My whole life has been tied into the Church for the duration of my life. If my membership were to be revoked, it would be comparable to death. All would be lost and life would become meaningless. My only hope would be for me to repent of my sins and be forgiven by those in authority over me so I could be re-baptized. My eternal salvation is dependant upon my membership in the Church, and I will never doubt it or even consider leaving, no matter what.
So what of the question, “Is the Mormon Church a cult?” We can either retreat and further entrench our long held beliefs and views, or we can consider the possibility of that claim and examine it, scrutinize it, study it, research it and draw our own conclusions. Do the following “cult characteristics” apply to my formerly held beliefs?
1. The group displays excessively zealous and unquestioning commitment to its leader and (whether he is alive or dead) regards his belief system, ideology, and practices as the Truth, as law.
2. Questioning, doubt, and dissent are discouraged or even punished.

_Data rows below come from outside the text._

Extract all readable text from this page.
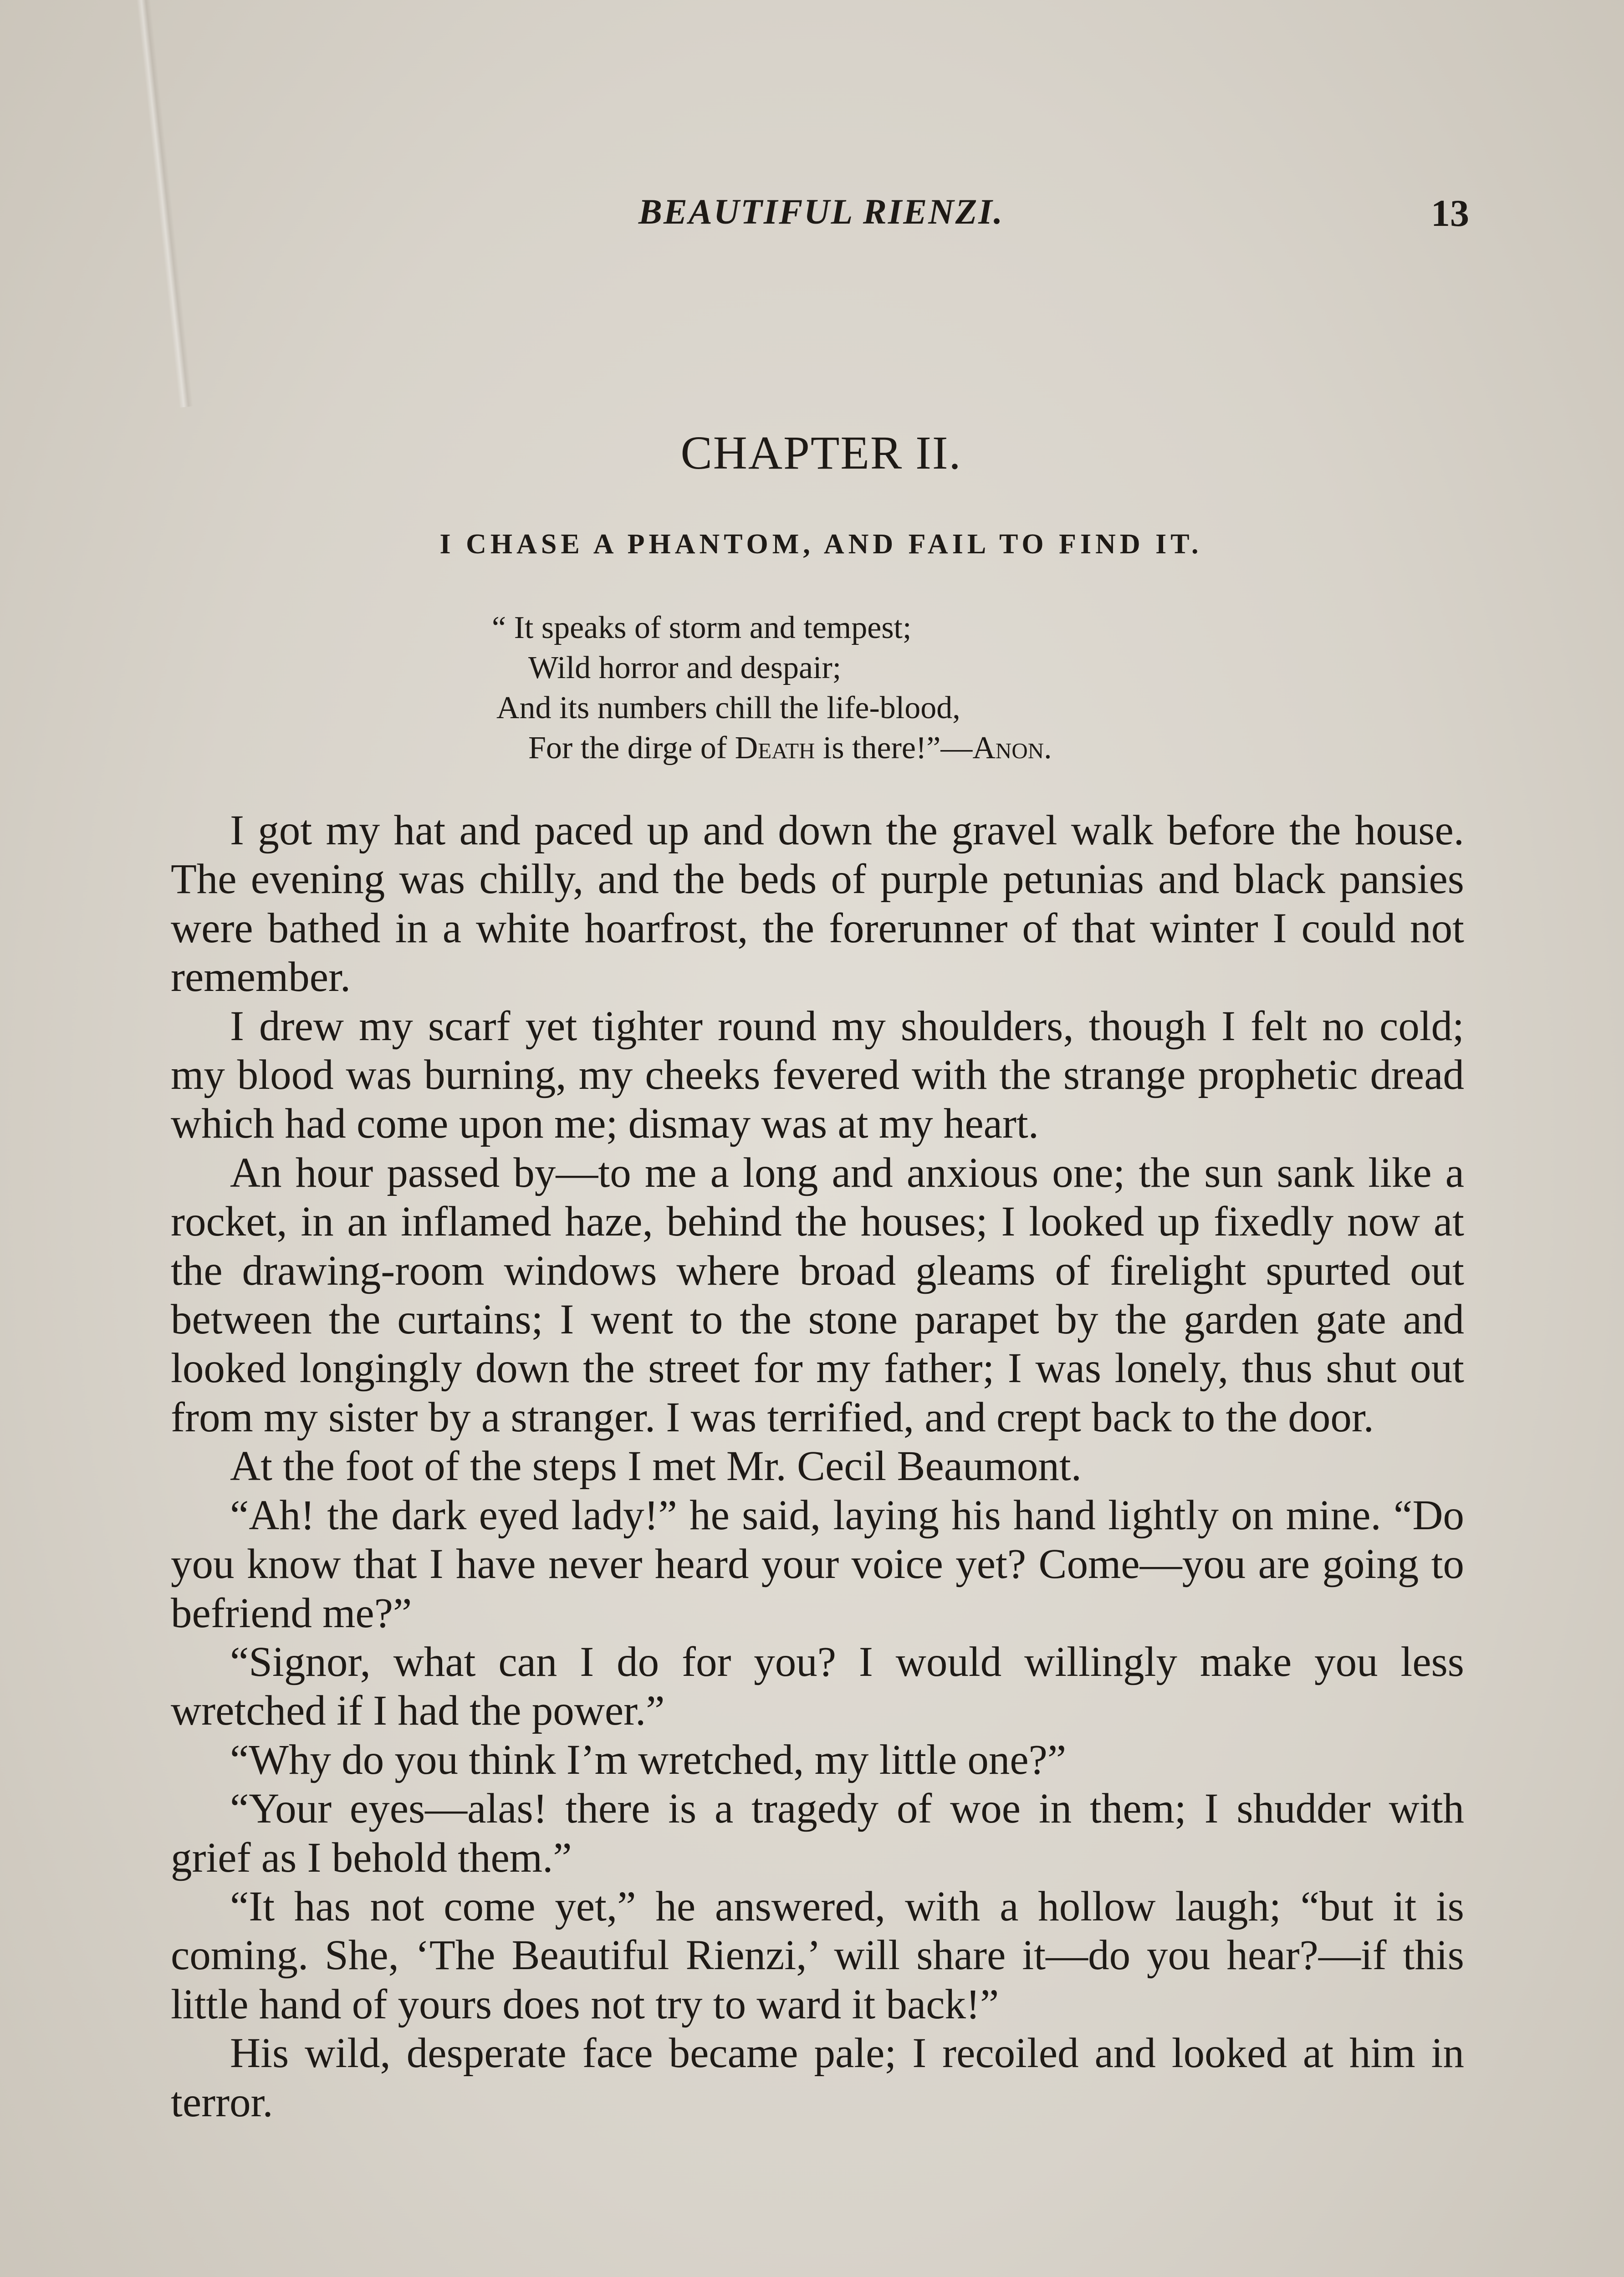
BEAUTIFUL RIENZI.	13
CHAPTER II.
I CHASE A PHANTOM, AND FAIL TO FIND IT.
“ It speaks of storm and tempest;
Wild horror and despair;
And its numbers chill the life-blood,
For the dirge of Death is there!”—Anon.

I got my hat and paced up and down the gravel walk before the house. The evening was chilly, and the beds of purple petunias and black pansies were bathed in a white hoarfrost, the forerunner of that winter I could not remember.

I drew my scarf yet tighter round my shoulders, though I felt no cold; my blood was burning, my cheeks fevered with the strange prophetic dread which had come upon me; dismay was at my heart.

An hour passed by—to me a long and anxious one; the sun sank like a rocket, in an inflamed haze, behind the houses; I looked up fixedly now at the drawing-room windows where broad gleams of firelight spurted out between the curtains; I went to the stone parapet by the garden gate and looked longingly down the street for my father; I was lonely, thus shut out from my sister by a stranger. I was terrified, and crept back to the door.

At the foot of the steps I met Mr. Cecil Beaumont.

“Ah! the dark eyed lady!” he said, laying his hand lightly on mine. “Do you know that I have never heard your voice yet? Come—you are going to befriend me?”

“Signor, what can I do for you? I would willingly make you less wretched if I had the power.”

“Why do you think I’m wretched, my little one?”

“Your eyes—alas! there is a tragedy of woe in them; I shudder with grief as I behold them.”

“It has not come yet,” he answered, with a hollow laugh; “but it is coming. She, ‘The Beautiful Rienzi,’ will share it—do you hear?—if this little hand of yours does not try to ward it back!”

His wild, desperate face became pale; I recoiled and looked at him in terror.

3. The leadership dictates, sometimes in great detail, how members should think, act, and feel (for example, members must get permission to date, change jobs, marry—or leaders prescribe what types of clothes to wear, where to live, whether or not to have children, how to discipline children, and so forth).
4. The group is elitist, claiming a special, exalted status for itself, its leader(s) and members (for example, the leader is considered the Messiah, a special being, an avatar—or the group and/or the leader is on a special mission to save humanity).
5. The group has a polarized us-versus-them mentality, which may cause conflict with the wider society.
6. The leader is not accountable to any authorities (unlike, for example, teachers, military commanders or ministers, priests, monks, and rabbis of mainstream religious denominations).
7. The group teaches or implies that its supposedly exalted ends justify whatever means it deems necessary. This may result in members’ participating in behaviors or activities they would have considered reprehensible or unethical before joining the group (for example, lying to family or friends, or collecting money for bogus charities).
8. The leadership induces feelings of shame and/or guilt iin order to influence and/or control members. Often, this is done through peer pressure and subtle forms of persuasion.
9. Subservience to the leader or group requires members to cut ties with family and friends, and radically alter the personal goals and activities they had before joining the group.
10. The group is preoccupied with bringing in new members.
11. The group is preoccupied with making money.
12. Members are expected to devote inordinate amounts of time to the group and group-related activities.
13. Members are encouraged or required to live and/or socialize only with other group members.
14. The most loyal members (the “true believers”) feel there can be no life outside the context of the group. They believe there is no other way to be, and often fear reprisals to themselves or others if they leave (or even consider leaving) the group.
Without any doubt or hesitation I can in the clearest and unrefrained terms I know, declare I was self-deluded and experienced first-hand the harmful effects of cult mind-control. I only needed to open my eyes, heart and mind to the possibility that the Mormon Church wasn’t what it claimed to be. I have my integrity and honesty intact, I am happy, my marriage is strong and life is good! I am healthier & fitter now than I was over 15 years ago! My relationships with my children are stronger, we spend lots more time together & I get the pleasure of reading a bedtime story to the my youngest son every night! I get to think rationally & instead of making important life decisions emotionally I can think clearly!
Where we go from here is a mystery. The past is history. The present is now and I’m living it exuberantly!
Adapted by Stephen Bloor from original thoughts by my friend David van der Leek, because his experience so very much mirrored my own.